Ayrıca Fırat Kalkanı, Türkiye’nin hava ve topçu desteği olmaksızın ilerleyemez ve Ankara’nın buna ne ölçüde hazır olduğu da net değil. (…) İlçede ilerlemek, Kürtlerin batıdaki Afrin ile doğudaki Kobani kantonlarını birleştirerek Türkiye’nin güney sınırı boyunca bütünleşmiş bir bölge oluşturma çabalarına da engel olacak. Aslında Erdoğan’ın Suriye’ye girmekteki temel nedeni de bunu engellemek gibi görünüyor. 

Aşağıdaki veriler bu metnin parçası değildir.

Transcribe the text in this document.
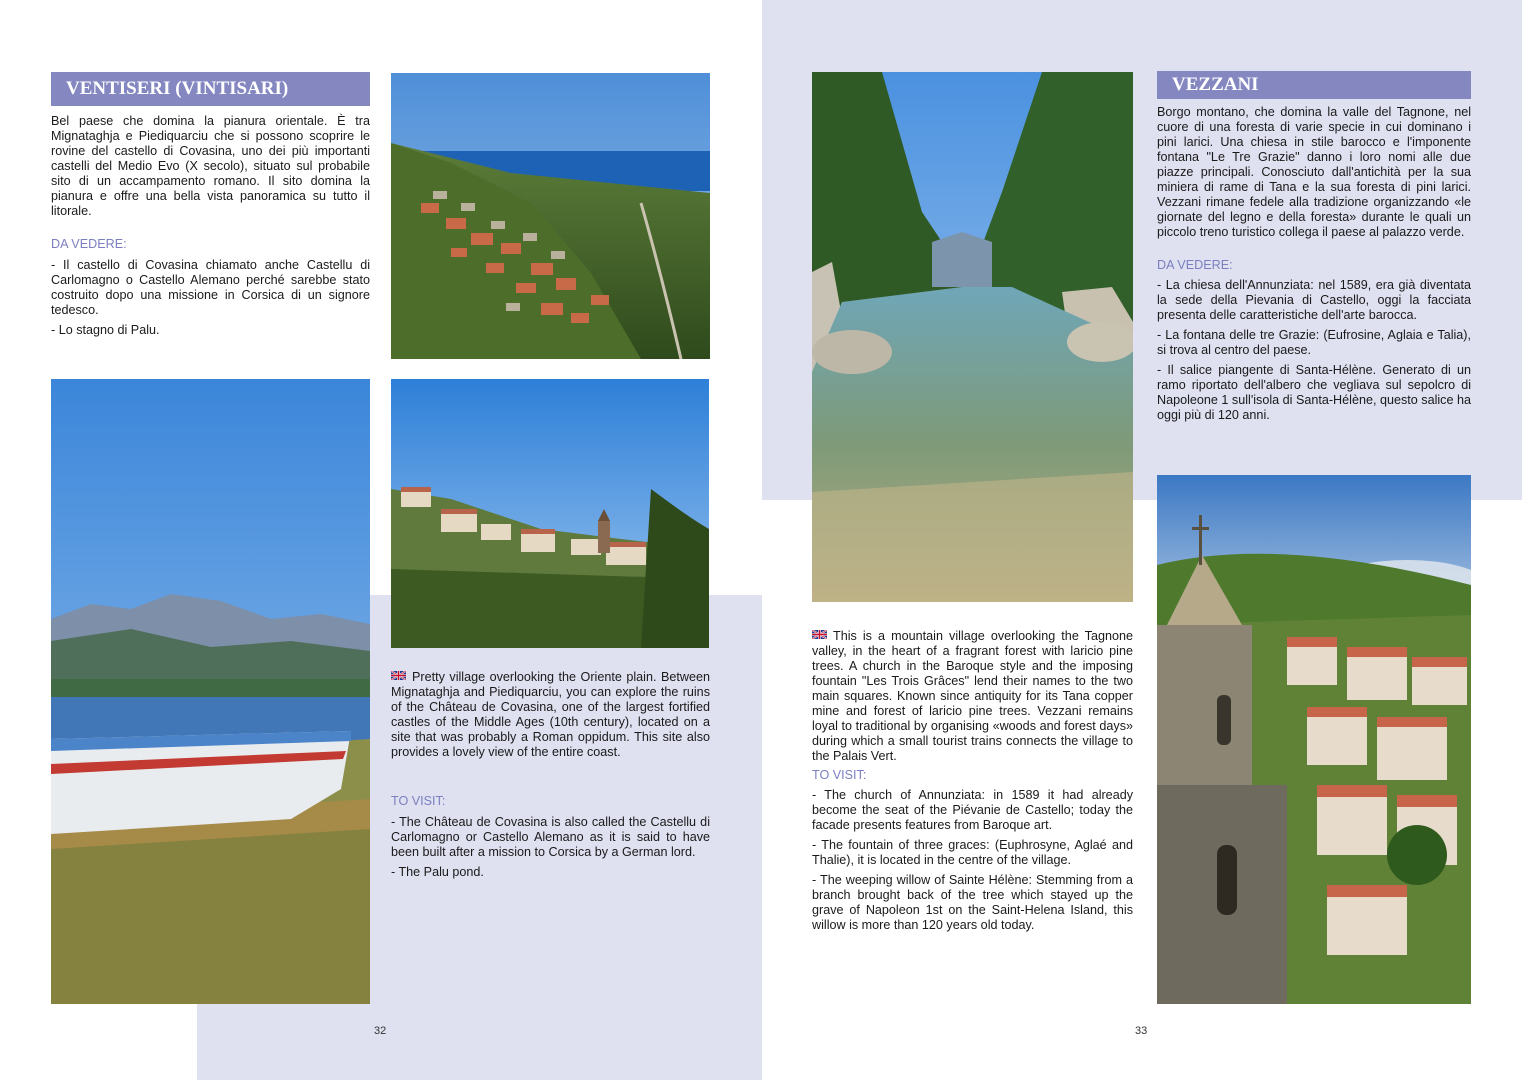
VENTISERI (VINTISARI)

Bel paese che domina la pianura orientale. È tra Mignataghja e Piediquarciu che si possono scoprire le rovine del castello di Covasina, uno dei più importanti castelli del Medio Evo (X secolo), situato sul probabile sito di un accampamento romano. Il sito domina la pianura e offre una bella vista panoramica su tutto il litorale.

DA VEDERE:

- Il castello di Covasina chiamato anche Castellu di Carlomagno o Castello Alemano perché sarebbe stato costruito dopo una missione in Corsica di un signore tedesco.

- Lo stagno di Palu.

Pretty village overlooking the Oriente plain. Between Mignataghja and Piediquarciu, you can explore the ruins of the Château de Covasina, one of the largest fortified castles of the Middle Ages (10th century), located on a site that was probably a Roman oppidum. This site also provides a lovely view of the entire coast.

TO VISIT:

- The Château de Covasina is also called the Castellu di Carlomagno or Castello Alemano as it is said to have been built after a mission to Corsica by a German lord.

- The Palu pond.

32
VEZZANI

Borgo montano, che domina la valle del Tagnone, nel cuore di una foresta di varie specie in cui dominano i pini larici. Una chiesa in stile barocco e l'imponente fontana "Le Tre Grazie" danno i loro nomi alle due piazze principali. Conosciuto dall'antichità per la sua miniera di rame di Tana e la sua foresta di pini larici. Vezzani rimane fedele alla tradizione organizzando «le giornate del legno e della foresta» durante le quali un piccolo treno turistico collega il paese al palazzo verde.

DA VEDERE:

- La chiesa dell'Annunziata: nel 1589, era già diventata la sede della Pievania di Castello, oggi la facciata presenta delle caratteristiche dell'arte barocca.

- La fontana delle tre Grazie: (Eufrosine, Aglaia e Talia), si trova al centro del paese.

- Il salice piangente di Santa-Hélène. Generato di un ramo riportato dell'albero che vegliava sul sepolcro di Napoleone 1 sull'isola di Santa-Hélène, questo salice ha oggi più di 120 anni.

This is a mountain village overlooking the Tagnone valley, in the heart of a fragrant forest with laricio pine trees. A church in the Baroque style and the imposing fountain "Les Trois Grâces" lend their names to the two main squares. Known since antiquity for its Tana copper mine and forest of laricio pine trees. Vezzani remains loyal to traditional by organising «woods and forest days» during which a small tourist trains connects the village to the Palais Vert.

TO VISIT:

- The church of Annunziata: in 1589 it had already become the seat of the Piévanie de Castello; today the facade presents features from Baroque art.

- The fountain of three graces: (Euphrosyne, Aglaé and Thalie), it is located in the centre of the village.

- The weeping willow of Sainte Hélène: Stemming from a branch brought back of the tree which stayed up the grave of Napoleon 1st on the Saint-Helena Island, this willow is more than 120 years old today.

33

Öte yandan bazı Türk yetkililerle yaptığımız özel görüşmelerden aldığımız intiba, Ankara’nın Suriye’nin derinlerine askeri birlik yollamak istemeyebileceği yönünde. Belki de Erdoğan ile Putin nereye kadar ilerleyecekleri noktasında bazı kırmızı çizgiler üzerinde anlaşmış olabilirler. Putin’in geri almaya kararlı olduğu Halep’e çok yakın bir bölge olan el-Bab’da Türk varlığından memnun olması muhtemel görünmüyor. Ayrıca El-Bab, Moskova’nın Türkiye ve SDG’ye karşı elindeki en iyi kozu. 

Kürt hedefleri
SDG’nin en büyük gücünü teşkil eden PYD hala kantonlarını birleştirme ümidinde. Dolayısıyla SDG birlikleri el-Bab’a batıdan ve doğudan ilerlemekte. Türkiye’nin Ağustostaki müdahalesinden bu yana ilk kez 3 Ekim’de ilçenin 20 km batısına kadar ilerlediler. Doğuda da Afrin’den gelen SDG birlikleri (…) rejimin ve Rus operasyonlarının desteğiyle ilerleyerek el-Bab’a yine 20 km’e kadar yaklaştılar. 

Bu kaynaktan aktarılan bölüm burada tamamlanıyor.